Топников встал, прошелся по комнате и, вдруг остановившись, спросил:
— А о колхозах, коммунах, сказываете, заговорило Юрово?
— Заговорить-то заговорило, но все сходы кончаются одной руганью, — ответил Никола.
— Поподробнее…
— Подробнее пусть Кузька скажет. Его батьку по-всякому оклепали. Ослеп, дескать, так и хочет пожить за чужой счет. Все этот Афоня.
— И другие, — добавил Панко.
— То есть те, которые оперились, да? — спросил Топников и сам ответил: — Им, конечно, и без коммуны не холодно. А беднякам как жить? Да и у середняков не такая уж прочная опора. Случись в хозяйстве какая беда, скажем, падет лошадь — и съехал в бедняки! На что надеяться?
— Наши надеются на отхожие заработки, — сказал я.
— А что отходники так все и довольны своей судьбой? — подсел ко мне Топников. — Довольны, что одной ногой стоят в деревне, другой в городе? Конечно, есть среди них и разбогатевшие, даже дома свои завели в городах. Но зато каково тем, за счет кого они капитальцы сколотили! Вот ты сколько зим ходил с машиной, торчал за верстаком, а что заработал? И долго ли продержался на месте? Хозяин-то тебя — швырк, и все. Забыл?
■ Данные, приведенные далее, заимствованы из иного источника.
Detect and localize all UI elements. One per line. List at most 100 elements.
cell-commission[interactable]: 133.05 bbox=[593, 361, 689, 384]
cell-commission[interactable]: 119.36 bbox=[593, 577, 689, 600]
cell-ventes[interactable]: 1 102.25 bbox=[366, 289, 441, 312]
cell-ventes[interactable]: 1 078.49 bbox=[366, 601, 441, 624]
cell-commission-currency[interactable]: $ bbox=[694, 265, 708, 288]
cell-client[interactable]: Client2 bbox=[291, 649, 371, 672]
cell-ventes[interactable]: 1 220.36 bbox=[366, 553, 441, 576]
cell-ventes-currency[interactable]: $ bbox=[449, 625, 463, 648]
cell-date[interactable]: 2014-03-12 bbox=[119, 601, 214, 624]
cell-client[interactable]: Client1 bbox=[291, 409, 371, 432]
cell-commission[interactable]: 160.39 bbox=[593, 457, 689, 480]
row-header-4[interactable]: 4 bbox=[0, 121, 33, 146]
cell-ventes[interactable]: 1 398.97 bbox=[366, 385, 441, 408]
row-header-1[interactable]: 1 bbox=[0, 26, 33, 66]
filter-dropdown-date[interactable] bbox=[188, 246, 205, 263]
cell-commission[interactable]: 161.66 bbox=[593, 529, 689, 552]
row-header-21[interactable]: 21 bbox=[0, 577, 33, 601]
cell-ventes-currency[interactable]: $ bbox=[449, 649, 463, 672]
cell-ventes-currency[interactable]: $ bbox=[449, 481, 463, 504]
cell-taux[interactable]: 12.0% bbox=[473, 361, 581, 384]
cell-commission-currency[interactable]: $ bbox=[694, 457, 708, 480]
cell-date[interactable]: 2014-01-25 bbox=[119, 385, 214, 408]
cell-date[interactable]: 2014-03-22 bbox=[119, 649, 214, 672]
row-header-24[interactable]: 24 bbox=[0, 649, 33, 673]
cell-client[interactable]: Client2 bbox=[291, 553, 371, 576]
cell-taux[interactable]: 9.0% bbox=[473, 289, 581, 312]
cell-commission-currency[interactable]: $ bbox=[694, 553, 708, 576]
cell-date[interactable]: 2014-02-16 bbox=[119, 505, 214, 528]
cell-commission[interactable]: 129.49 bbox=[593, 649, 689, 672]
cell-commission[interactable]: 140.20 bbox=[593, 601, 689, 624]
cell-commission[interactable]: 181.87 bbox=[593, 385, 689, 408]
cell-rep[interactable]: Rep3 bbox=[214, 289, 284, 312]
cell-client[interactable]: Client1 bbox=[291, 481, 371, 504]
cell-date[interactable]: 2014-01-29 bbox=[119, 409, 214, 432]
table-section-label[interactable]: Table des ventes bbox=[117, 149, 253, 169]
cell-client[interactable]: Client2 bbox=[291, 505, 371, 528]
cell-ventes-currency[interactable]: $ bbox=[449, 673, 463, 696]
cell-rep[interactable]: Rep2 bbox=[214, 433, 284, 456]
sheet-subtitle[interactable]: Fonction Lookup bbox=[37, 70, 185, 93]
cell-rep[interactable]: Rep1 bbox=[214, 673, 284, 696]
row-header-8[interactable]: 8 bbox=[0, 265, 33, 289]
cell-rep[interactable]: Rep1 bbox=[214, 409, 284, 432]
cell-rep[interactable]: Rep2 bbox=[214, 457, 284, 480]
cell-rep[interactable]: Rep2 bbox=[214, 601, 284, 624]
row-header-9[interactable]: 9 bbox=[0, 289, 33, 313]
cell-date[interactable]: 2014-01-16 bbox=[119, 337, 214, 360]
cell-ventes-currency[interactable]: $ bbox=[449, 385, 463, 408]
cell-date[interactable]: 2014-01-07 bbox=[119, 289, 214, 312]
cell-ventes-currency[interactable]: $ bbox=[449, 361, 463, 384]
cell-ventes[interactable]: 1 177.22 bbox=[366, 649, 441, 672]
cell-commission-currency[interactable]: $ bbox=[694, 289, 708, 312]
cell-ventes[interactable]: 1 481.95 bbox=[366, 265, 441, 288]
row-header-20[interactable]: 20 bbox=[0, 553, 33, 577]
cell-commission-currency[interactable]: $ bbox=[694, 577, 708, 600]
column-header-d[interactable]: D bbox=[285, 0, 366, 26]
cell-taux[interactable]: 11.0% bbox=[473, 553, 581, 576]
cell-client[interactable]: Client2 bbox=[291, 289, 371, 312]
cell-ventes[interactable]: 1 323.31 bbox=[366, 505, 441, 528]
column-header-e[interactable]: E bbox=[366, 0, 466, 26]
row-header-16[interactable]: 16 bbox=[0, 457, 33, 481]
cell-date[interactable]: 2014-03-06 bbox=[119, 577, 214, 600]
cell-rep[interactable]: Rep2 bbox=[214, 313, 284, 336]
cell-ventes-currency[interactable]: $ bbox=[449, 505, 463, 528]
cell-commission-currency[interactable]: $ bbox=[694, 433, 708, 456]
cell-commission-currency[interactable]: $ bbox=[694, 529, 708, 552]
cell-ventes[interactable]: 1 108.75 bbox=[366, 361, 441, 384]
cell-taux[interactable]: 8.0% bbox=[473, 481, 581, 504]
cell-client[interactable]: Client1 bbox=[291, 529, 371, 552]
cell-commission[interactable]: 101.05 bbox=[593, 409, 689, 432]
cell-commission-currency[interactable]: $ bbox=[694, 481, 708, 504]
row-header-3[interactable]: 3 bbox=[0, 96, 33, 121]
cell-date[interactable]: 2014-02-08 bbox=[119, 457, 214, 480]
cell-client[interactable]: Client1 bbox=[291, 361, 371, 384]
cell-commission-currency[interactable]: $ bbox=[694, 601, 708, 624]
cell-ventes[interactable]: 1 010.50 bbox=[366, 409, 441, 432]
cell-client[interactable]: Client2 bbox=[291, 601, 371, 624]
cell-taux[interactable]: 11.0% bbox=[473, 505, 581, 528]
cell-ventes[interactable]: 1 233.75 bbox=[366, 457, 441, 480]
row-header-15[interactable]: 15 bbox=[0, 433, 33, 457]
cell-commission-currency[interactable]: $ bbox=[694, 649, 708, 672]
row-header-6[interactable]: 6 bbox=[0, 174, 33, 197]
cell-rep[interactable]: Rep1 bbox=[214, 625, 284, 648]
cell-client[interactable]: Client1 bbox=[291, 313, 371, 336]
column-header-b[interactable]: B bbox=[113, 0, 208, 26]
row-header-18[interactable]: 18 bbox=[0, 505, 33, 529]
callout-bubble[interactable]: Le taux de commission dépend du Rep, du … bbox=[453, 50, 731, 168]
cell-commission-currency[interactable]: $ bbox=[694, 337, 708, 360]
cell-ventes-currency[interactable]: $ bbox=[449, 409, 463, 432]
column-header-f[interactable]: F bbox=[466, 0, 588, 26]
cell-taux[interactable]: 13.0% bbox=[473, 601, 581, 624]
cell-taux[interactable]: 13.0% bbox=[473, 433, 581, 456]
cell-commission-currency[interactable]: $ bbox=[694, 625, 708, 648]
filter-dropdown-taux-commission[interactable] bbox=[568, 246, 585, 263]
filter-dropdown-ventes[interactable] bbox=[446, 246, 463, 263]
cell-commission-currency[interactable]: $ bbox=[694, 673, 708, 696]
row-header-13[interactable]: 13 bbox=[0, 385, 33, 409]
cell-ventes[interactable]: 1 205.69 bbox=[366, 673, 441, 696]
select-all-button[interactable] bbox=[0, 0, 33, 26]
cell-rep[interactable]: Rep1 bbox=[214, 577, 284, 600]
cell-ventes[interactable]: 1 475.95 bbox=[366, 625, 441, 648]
— Дядь Максим, ничего я не забыл. Разве забудешь! Да я хоть сейчас в коммуну. Не выйдет здесь — в подгородчину махну, к буденовцу Степану Михееву. Он примет. Захотят другие, их тоже возьму.
— А мне неохота уходить с родных мест, — сказал Никола.
— И не надо! — мотнул головой Топников. — На своей земле надо жизнь устраивать.
Он оживился, заговорил энергично, переводя взгляд с одного на другого. Держаться надо, держаться, размагничиваться нам не с руки, повторял он. Не выходит с коммуной? Все возможно, что эта ступенька для начала высоковата. Не беда. Есть ТОЗы, то есть товарищества по совместной обработке земли, есть артели. Пусть выбирают мужики то, что им больше по душе. И пусть говорят, спорят. Разговоры только начинаются, рано ставить точку. Нигде новое не дается легко, на ура тут не возьмешь. Нельзя забывать и о вековых привычках мужика, ведь речь-то идет о коренном изменении хозяйствования. И главное — не уставать доказывать. Отступим — бедняки и середняки сами потом обидятся: что же, мол, вы, товарищи, махнули на нас рукой?
— Помню, — улыбнулся Топников, — после войны мы сорганизовали здесь, в селе, кооперативный сырзавод. Слышим — захихикали: голодранцы-то что выдумали, да их завод и неделю не простоит — растащат. Мы-то знали, откуда дул такой ветер — от здешнего, купчиха — он издавна держал свой завод, побольше нашего. Но выстоял-то наш! Потому что мужики поняли: выгоднее сдавать молоко на общественную сыроварню.